A medida foi determinada após decisão judicial neste ano e, embora tenha gerado dúvidas quanto a uma possível naturalização da prática, pode ser vista como uma “correção histórica”.

De acordo com a procuradora regional do Trabalho, Simone Beatriz Assis de Rezende, titular da Combate ao Trabalho Infantil e de Promoção e Defesa dos Direitos de Crianças e Adolescentes (Coordinfância) do MPT-MS, ouvida pelo Correio do Estado, a mudança tem como objetivo reparar a exclusão previdenciária enfrentada por pessoas que foram vítimas de exploração infantil.

“A Instrução Normativa n. 188, editada diante de uma decisão proferida em ação civil pública, corrige uma injustiça, pois crianças e adolescentes vítimas de trabalho infantil eram duplamente penalizadas, ou seja, além de serem exploradas, ainda não contavam com a proteção previdenciária.”

A procuradora explica que a Constituição Federal de 1988 segue proibindo o trabalho de menores de 16 anos, com exceção do contrato de aprendizagem a partir dos 14. Essa regra continua válida, e inclusive está citada na nova redação do art. 216, inciso IX, da Instrução Normativa PRES/INSS nº 128, de 28 de março de 2022.

“O motivo para se erradicar o trabalho infantil vai muito além da proibição legal, pois é sabido que compromete a integridade física, emocional, psíquica, além de outros prejuízos à vítima.”

Reconhecimento precisa de provas 

Questionada sobre possíveis riscos de fraude com a nova regra, a procuradora reconhece a possibilidade, mas pondera que a exigência de comprovação reduz esse perigo.

“Para se ter direito à contagem de tempo de serviço, deve ser provado o trabalho infantil, assim como em outros casos. Risco de fraude sempre há, mas a nova disposição corrige a distorção, por exemplo, de casos de reconhecimento de vínculo de trabalho pela Justiça do Trabalho ou por constatação do trabalho infantil pela Auditoria Fiscal do Trabalho, sem a devida contagem do tempo para fins previdenciários.”

Também foi descartada a possibilidade de que a medida incentive novas ocorrências de exploração.
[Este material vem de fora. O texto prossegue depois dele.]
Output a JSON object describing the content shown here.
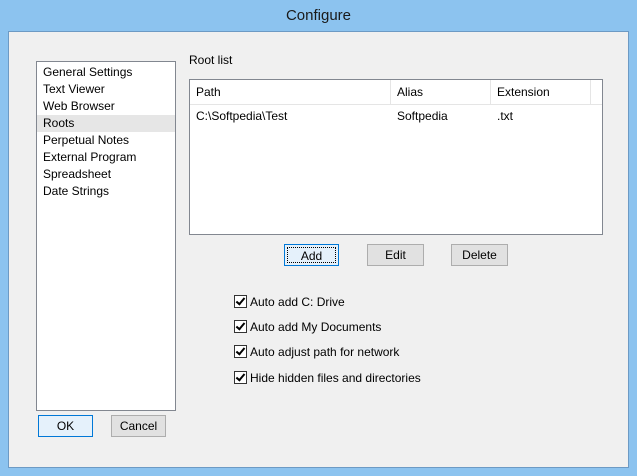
{
  "window": {
    "title": "Configure"
  },
  "sidebar": {
    "items": [
      {
        "label": "General Settings",
        "selected": false
      },
      {
        "label": "Text Viewer",
        "selected": false
      },
      {
        "label": "Web Browser",
        "selected": false
      },
      {
        "label": "Roots",
        "selected": true
      },
      {
        "label": "Perpetual Notes",
        "selected": false
      },
      {
        "label": "External Program",
        "selected": false
      },
      {
        "label": "Spreadsheet",
        "selected": false
      },
      {
        "label": "Date Strings",
        "selected": false
      }
    ]
  },
  "roots": {
    "group_label": "Root list",
    "columns": [
      "Path",
      "Alias",
      "Extension"
    ],
    "rows": [
      {
        "path": "C:\\Softpedia\\Test",
        "alias": "Softpedia",
        "extension": ".txt"
      }
    ],
    "buttons": {
      "add": "Add",
      "edit": "Edit",
      "delete": "Delete"
    },
    "options": [
      {
        "label": "Auto add C: Drive",
        "checked": true
      },
      {
        "label": "Auto add My Documents",
        "checked": true
      },
      {
        "label": "Auto adjust path for network",
        "checked": true
      },
      {
        "label": "Hide hidden files and directories",
        "checked": true
      }
    ]
  },
  "footer": {
    "ok_label": "OK",
    "cancel_label": "Cancel"
  },
  "colors": {
    "titlebar": "#8cc3ef",
    "dialog_bg": "#f0f0f0",
    "selection": "#e6e6e6"
  }
}
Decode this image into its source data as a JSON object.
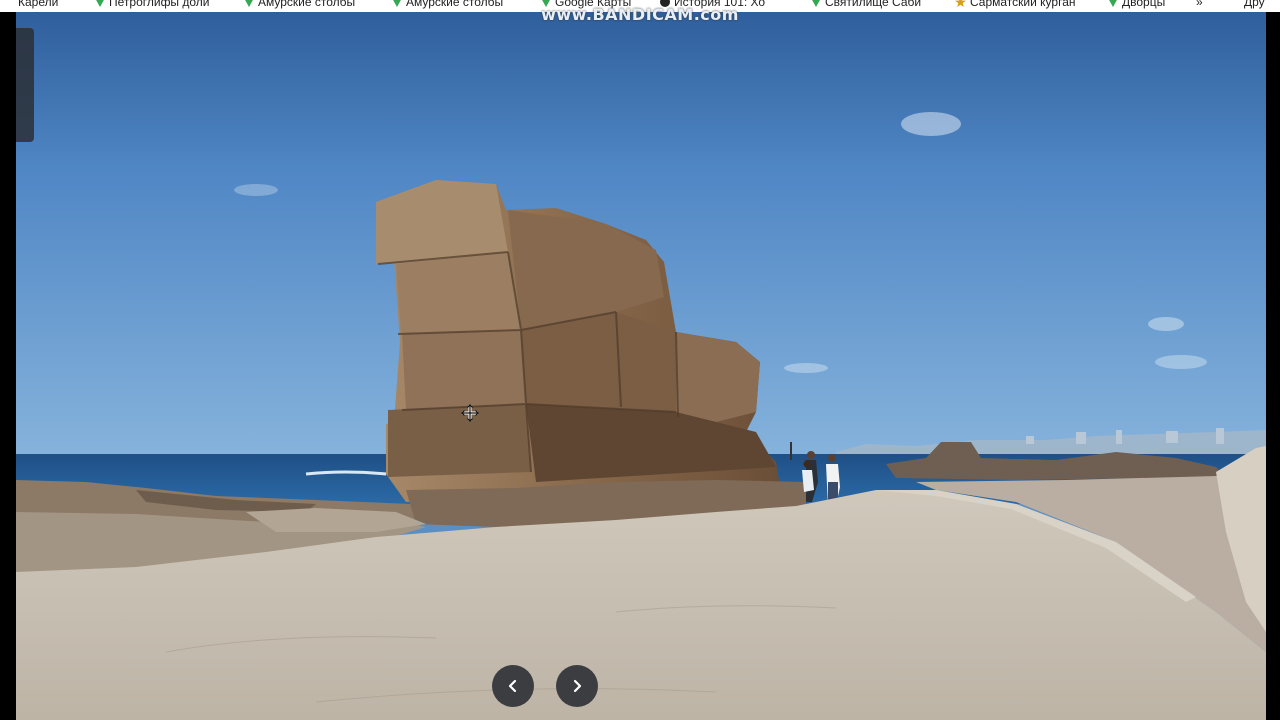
{
  "bookmarks": [
    {
      "label": "Карели",
      "icon": "none"
    },
    {
      "label": "Петроглифы доли",
      "icon": "map-pin-icon"
    },
    {
      "label": "Амурские столбы",
      "icon": "map-pin-icon"
    },
    {
      "label": "Амурские столбы",
      "icon": "map-pin-icon"
    },
    {
      "label": "Google Карты",
      "icon": "map-pin-icon"
    },
    {
      "label": "История 101: Хо",
      "icon": "circle-icon"
    },
    {
      "label": "Святилище Саби",
      "icon": "map-pin-icon"
    },
    {
      "label": "Сарматский курган",
      "icon": "star-icon"
    },
    {
      "label": "Дворцы",
      "icon": "map-pin-icon"
    },
    {
      "label": "»",
      "icon": "none"
    },
    {
      "label": "Дру",
      "icon": "none"
    }
  ],
  "watermark": "www.BANDICAM.com",
  "viewer": {
    "prev_label": "previous",
    "next_label": "next"
  }
}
Segundo ela, o empregador continuará sendo responsabilizado e processado caso seja denunciado pelo uso de mão de obra infantil.

“Não acredito que vá incentivar o trabalho infantil, pois o empregador/explorador, além das contribuições previdenciárias, ainda ficará sujeito a outras obrigações e sanções, podendo inclusive ser processado diante da proibição legal.”

Atuação do MPT 

A procuradora destacou que o Ministério Público do Trabalho segue atuando firmemente no combate ao trabalho infantil. O papel da instituição inclui tanto medidas administrativas quanto ações judiciais.
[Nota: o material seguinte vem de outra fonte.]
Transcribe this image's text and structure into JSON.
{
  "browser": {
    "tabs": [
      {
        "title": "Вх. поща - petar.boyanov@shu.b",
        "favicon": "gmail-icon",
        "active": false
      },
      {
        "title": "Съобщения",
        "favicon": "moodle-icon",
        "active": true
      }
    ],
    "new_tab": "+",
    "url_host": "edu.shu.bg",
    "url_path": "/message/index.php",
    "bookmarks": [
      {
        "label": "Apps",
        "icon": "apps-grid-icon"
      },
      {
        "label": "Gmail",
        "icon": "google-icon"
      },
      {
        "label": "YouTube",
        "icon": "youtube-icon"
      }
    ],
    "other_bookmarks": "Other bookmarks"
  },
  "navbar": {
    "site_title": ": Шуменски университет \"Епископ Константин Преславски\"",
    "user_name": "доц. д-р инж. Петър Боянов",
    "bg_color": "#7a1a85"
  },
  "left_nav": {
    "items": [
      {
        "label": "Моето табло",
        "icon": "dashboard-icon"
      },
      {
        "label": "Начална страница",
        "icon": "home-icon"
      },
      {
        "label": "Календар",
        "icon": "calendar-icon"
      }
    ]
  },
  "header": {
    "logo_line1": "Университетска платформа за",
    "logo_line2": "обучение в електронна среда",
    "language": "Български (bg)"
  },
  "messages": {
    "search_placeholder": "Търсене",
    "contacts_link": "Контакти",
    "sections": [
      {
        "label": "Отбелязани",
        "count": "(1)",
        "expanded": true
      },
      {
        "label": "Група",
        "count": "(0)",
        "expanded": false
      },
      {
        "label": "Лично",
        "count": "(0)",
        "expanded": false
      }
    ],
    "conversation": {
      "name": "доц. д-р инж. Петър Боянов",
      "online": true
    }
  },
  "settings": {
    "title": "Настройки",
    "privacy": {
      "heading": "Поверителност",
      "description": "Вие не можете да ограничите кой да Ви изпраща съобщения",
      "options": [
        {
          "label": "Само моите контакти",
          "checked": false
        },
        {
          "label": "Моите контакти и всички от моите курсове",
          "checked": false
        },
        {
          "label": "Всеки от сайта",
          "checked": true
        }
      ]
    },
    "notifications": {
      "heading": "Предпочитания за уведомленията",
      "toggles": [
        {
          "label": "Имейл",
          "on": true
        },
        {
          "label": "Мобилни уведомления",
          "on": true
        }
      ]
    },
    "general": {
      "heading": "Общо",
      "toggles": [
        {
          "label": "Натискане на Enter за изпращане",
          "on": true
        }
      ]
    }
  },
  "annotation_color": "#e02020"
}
“Uma das missões do Ministério Público do Trabalho é a erradicação do trabalho infantil e proteção do trabalho do adolescente, garantindo-lhes o direito ao desenvolvimento pleno. A vigilância, combate e o acompanhamento dos casos de trabalho infantil pode se dar tanto administrativa como judicialmente, quando for o caso.”

Apesar dos compromissos assumidos pelo país no cenário internacional, a procuradora avalia que o Brasil está longe de atingir os objetivos estabelecidos para a erradicação da prática.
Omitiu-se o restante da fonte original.